January 27th, 2015 was the 315th anniversary of a tsunami that struck the shores of Japan. Detailed historical records from the time indicated high waves in several locations around Japan, but with additional confusing note: there was no record of the ground shaking from a corresponding earthquake. How could there be a tsunami without a quake?
Painstaking research done by geologists, historians, and paleoseismologists over the past several decades has unraveled this mystery. The tsunami was the result of a massive magnitude 9.0 earthquake in the Pacific Northwest, the time of which can be pinpointed to January 26th, 1700 at approximately 9pm: about 10 hours before the large waves began to be recorded across the Pacific Ocean in Japan.
Thanks to the work being done by researchers and scientists, much more is known now about the huge earthquakes which periodically erupt along the Cascadia Subduction Zone, an 800-mile long area off the coast of Northern California through Southern British Columbia where a massive earthquake fault exists between two tectonic plates. Collins library offers up a number of resources for learning more about these quakes.
The University of Washington geologist Brian Atwater wrote up his findings in the book The Orphan Tsunami of 1700, published the University of Washington Press in 2005. In 2013, local journalist Sandi Doughton, science writer for the Seattle Times, published a book called Full Rip 9.0, a fascinating and accessible account of how the evidence for these historical megaquakes was found, as well as a sobering account of the earthquake preparedness (or lack thereof) in the Pacific Northwest region. Robert Yeats, a professor emeritus of geology at Oregon State University, has also published several books about earthquakes in general and the Cascadia Subduction Zone in particular, including a comprehensive and scientific survey of active earthquake faults worldwide, Active Faults of the World, and the more locally-focused Living with Earthquakes in the Pacific Northwest.

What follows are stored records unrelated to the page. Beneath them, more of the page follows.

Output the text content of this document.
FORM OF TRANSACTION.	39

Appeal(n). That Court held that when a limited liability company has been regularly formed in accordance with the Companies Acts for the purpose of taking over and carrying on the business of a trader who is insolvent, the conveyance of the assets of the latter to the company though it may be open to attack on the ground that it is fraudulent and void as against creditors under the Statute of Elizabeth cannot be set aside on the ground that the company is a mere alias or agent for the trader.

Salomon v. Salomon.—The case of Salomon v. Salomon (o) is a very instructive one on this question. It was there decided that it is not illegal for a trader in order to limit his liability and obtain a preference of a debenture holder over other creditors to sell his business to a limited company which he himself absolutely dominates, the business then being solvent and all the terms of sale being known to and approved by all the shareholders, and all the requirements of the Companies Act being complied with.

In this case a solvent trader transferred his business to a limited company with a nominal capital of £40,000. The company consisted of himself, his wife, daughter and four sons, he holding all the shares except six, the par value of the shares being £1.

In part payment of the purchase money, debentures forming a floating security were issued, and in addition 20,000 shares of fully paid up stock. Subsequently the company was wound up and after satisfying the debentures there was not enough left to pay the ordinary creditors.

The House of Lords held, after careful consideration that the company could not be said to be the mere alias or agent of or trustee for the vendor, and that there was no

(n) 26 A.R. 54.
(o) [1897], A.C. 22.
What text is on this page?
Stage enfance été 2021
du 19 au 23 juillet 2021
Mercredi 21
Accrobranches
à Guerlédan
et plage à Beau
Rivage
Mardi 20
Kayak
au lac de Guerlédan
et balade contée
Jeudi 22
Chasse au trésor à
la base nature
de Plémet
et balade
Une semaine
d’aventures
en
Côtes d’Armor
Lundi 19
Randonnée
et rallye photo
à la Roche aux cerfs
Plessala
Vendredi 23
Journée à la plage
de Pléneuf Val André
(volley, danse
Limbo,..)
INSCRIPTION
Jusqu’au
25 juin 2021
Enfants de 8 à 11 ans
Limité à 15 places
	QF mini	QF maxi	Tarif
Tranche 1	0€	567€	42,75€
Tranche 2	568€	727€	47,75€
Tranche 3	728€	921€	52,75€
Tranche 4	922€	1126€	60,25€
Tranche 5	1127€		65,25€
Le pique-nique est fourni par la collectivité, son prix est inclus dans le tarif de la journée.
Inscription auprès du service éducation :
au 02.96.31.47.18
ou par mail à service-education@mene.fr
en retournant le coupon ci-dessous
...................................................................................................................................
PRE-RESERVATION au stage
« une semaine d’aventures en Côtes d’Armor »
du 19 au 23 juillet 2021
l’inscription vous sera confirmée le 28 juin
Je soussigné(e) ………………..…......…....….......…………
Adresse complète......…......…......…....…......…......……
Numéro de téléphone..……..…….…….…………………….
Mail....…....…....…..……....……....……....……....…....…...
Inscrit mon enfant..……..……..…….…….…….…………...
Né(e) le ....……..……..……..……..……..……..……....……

After reading up on the history and future of huge earthquakes in the Pacific Northwest, you may want to head to the website of the Earthquakes Hazard Program, which provides data for recent and significant earthquakes around the world. More locally, the Cascadia Region Earthquake Workgroup has created a Cascadia Subduction Zone Magnitude 9.0 scenario (opens as a pdf). This document lays out in clear language the details of one of these enormous quake, the likely resulting damages, and the options for predicting and preparing for such an event.
It’s not a matter of ‘if’ one of these major seismic events will strike the Northwest, but ‘when.’ The average time between magnitude 9 quakes along the Cascadia Subduction zone is about 500 years, but can be as little as 100-300 years. The recent observance of the 315th anniversary of the last giant quake is an important reminder that it’s time to start preparing for the next one.